Les arrondissements de Marche et de St-Hubert ont été séparés de la province de
Namur et réunis à celle de Luxembourg ; mais ils apportent plutôt leurs enfants
à Namur qu’à Luxembourg. Vous voyez donc, messieurs, que ce serait une
injustice criante de vouloir que la province ou la commune de Namur subisse un
tel fardeau. Je dois d’ailleurs le déclarer, il nous serait impossible d’y
satisfaire.
M.
Jullien. - Messieurs, j’appuierai le principe posé par l’article 1er du
projet du gouvernement, parce que, de tous les systèmes proposés, c’est celui
qui est à mon avis le plus près de la vérité et de la justice distributive.
Tout le monde convient
que, d’après la loi naturelle et la loi civile, les parents sont obligés de
nourrir et d’entretenir leurs enfants.

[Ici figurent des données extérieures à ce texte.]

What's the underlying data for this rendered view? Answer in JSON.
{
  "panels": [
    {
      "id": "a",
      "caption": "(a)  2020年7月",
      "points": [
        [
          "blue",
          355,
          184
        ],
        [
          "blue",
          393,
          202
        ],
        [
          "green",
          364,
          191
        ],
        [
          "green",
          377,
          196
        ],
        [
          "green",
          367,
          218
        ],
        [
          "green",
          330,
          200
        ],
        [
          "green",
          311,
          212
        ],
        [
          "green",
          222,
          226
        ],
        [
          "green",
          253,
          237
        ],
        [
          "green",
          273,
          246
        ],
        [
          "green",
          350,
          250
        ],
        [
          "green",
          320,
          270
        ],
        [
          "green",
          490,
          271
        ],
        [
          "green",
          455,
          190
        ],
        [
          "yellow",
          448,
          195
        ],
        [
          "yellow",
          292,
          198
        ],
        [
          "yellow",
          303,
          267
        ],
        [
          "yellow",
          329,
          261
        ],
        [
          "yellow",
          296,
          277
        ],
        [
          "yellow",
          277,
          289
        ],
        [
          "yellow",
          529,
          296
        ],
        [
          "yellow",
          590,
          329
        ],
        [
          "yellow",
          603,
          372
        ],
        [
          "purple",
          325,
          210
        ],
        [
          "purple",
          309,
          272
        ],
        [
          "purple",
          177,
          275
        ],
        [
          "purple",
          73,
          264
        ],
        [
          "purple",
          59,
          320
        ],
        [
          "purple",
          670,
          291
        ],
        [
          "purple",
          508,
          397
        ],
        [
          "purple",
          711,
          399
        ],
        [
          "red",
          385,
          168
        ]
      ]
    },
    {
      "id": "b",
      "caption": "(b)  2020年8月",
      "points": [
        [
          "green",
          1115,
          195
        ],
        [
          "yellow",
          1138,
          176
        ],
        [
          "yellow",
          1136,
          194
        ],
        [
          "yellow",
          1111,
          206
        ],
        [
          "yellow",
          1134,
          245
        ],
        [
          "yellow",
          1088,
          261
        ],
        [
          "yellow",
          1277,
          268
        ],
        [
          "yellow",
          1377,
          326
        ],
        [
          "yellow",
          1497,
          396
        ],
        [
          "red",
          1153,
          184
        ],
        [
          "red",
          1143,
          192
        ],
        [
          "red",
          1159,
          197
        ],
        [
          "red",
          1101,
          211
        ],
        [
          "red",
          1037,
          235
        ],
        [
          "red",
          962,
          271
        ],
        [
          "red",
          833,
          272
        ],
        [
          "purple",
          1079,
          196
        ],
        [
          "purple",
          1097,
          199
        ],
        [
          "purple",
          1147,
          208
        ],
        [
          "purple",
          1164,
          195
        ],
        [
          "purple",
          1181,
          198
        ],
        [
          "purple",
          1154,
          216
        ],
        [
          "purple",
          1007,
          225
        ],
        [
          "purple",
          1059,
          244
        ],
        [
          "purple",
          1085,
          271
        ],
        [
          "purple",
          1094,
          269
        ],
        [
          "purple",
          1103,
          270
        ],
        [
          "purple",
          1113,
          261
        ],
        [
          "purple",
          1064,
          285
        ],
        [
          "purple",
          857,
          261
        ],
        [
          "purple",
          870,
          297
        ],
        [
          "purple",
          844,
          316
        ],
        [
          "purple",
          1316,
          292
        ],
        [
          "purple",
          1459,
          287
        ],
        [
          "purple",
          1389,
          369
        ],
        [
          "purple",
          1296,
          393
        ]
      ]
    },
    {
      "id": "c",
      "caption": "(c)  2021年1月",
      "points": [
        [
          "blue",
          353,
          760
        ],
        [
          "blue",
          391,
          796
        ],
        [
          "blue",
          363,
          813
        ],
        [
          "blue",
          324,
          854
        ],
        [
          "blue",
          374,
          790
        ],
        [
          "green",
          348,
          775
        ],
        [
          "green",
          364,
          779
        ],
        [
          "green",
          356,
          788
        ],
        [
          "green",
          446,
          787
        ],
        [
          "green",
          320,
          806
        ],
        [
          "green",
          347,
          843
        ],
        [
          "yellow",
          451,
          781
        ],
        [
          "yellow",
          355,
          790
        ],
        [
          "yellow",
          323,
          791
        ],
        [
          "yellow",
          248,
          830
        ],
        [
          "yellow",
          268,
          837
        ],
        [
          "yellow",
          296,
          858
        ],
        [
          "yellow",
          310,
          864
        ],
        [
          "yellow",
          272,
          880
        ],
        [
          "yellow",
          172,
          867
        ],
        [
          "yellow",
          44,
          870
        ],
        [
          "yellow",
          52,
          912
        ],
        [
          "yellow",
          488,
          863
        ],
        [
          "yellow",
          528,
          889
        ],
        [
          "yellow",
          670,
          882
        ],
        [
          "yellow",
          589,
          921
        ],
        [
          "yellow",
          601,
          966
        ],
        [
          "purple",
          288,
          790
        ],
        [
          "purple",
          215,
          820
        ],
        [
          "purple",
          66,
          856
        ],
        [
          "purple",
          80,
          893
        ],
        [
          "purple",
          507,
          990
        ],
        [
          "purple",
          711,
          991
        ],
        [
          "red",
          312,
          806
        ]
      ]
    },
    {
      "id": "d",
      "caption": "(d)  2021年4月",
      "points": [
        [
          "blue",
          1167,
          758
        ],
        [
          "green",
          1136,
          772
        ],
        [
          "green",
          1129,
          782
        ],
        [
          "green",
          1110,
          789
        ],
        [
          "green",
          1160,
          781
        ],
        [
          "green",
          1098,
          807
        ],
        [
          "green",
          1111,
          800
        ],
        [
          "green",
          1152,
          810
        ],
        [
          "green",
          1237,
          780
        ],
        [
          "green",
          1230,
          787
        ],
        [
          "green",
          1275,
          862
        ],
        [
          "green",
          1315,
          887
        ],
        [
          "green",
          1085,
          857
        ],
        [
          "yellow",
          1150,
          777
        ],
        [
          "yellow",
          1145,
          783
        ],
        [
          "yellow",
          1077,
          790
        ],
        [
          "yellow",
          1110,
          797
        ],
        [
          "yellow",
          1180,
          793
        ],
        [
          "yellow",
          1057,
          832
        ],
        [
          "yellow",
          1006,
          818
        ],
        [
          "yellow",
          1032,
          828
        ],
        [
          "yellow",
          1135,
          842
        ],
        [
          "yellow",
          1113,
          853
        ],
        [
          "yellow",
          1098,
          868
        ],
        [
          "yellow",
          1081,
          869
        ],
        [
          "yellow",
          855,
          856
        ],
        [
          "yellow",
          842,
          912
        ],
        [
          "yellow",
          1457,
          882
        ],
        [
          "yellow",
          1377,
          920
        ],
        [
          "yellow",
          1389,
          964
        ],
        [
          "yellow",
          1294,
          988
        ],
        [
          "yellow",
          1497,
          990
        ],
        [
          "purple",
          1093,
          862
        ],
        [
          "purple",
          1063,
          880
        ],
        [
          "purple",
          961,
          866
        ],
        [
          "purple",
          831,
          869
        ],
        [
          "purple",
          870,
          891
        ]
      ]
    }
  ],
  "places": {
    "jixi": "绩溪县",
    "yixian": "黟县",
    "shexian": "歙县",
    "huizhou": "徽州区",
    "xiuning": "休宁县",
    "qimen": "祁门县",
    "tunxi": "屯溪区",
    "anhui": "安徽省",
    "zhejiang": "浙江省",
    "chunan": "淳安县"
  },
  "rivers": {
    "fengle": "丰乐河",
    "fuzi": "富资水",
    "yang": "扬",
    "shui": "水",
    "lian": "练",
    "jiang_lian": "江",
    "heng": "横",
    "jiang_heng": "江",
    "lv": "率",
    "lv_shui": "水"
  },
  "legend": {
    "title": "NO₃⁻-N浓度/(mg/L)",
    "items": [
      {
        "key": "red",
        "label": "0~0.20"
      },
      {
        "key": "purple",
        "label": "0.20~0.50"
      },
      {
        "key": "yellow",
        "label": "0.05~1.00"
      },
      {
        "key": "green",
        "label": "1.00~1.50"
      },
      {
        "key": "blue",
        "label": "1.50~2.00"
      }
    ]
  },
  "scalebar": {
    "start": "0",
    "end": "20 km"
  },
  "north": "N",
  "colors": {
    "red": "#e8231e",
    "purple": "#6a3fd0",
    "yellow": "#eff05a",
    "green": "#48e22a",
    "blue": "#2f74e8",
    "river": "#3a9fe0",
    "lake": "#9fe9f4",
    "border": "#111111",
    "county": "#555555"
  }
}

Lors donc qu’il s’agit d’enfants
abandonnés, si leurs parents sont connus, il n’y a pas de difficulté. Il faut
simplement les forcer à remplir leurs obligations. Si par indigence ils sont
hors d’état de les nourrir, ces enfants tombent dans le droit commun, ils sont
à la charge des bureaux de bienfaisance, Ce principes sont clairs, ils ont pour
fondement la législation sur la matière.
Mais lorsque les parents
sont inconnues, c’est là où la difficulté commence ; et elle a donné lieu non
pas à deux, non pas à trois systèmes, comme on vient de le dire, mais à cinq
systèmes présentés pas différents orateurs.
Si les parents sont
inconnus, dit l’un, les enfants seront à la charge de la commune du lieu de
l’exposition. Voila le premier système.
Le 2ème système qui est,
je crois, celui de l’honorable M. de Theux, est que les enfants trouvés soient
à la charge cumulativement de la commune et de la province.
Le 3ème est celui de la
section centrale, qui met les enfants trouvés à la charge de l’Etat.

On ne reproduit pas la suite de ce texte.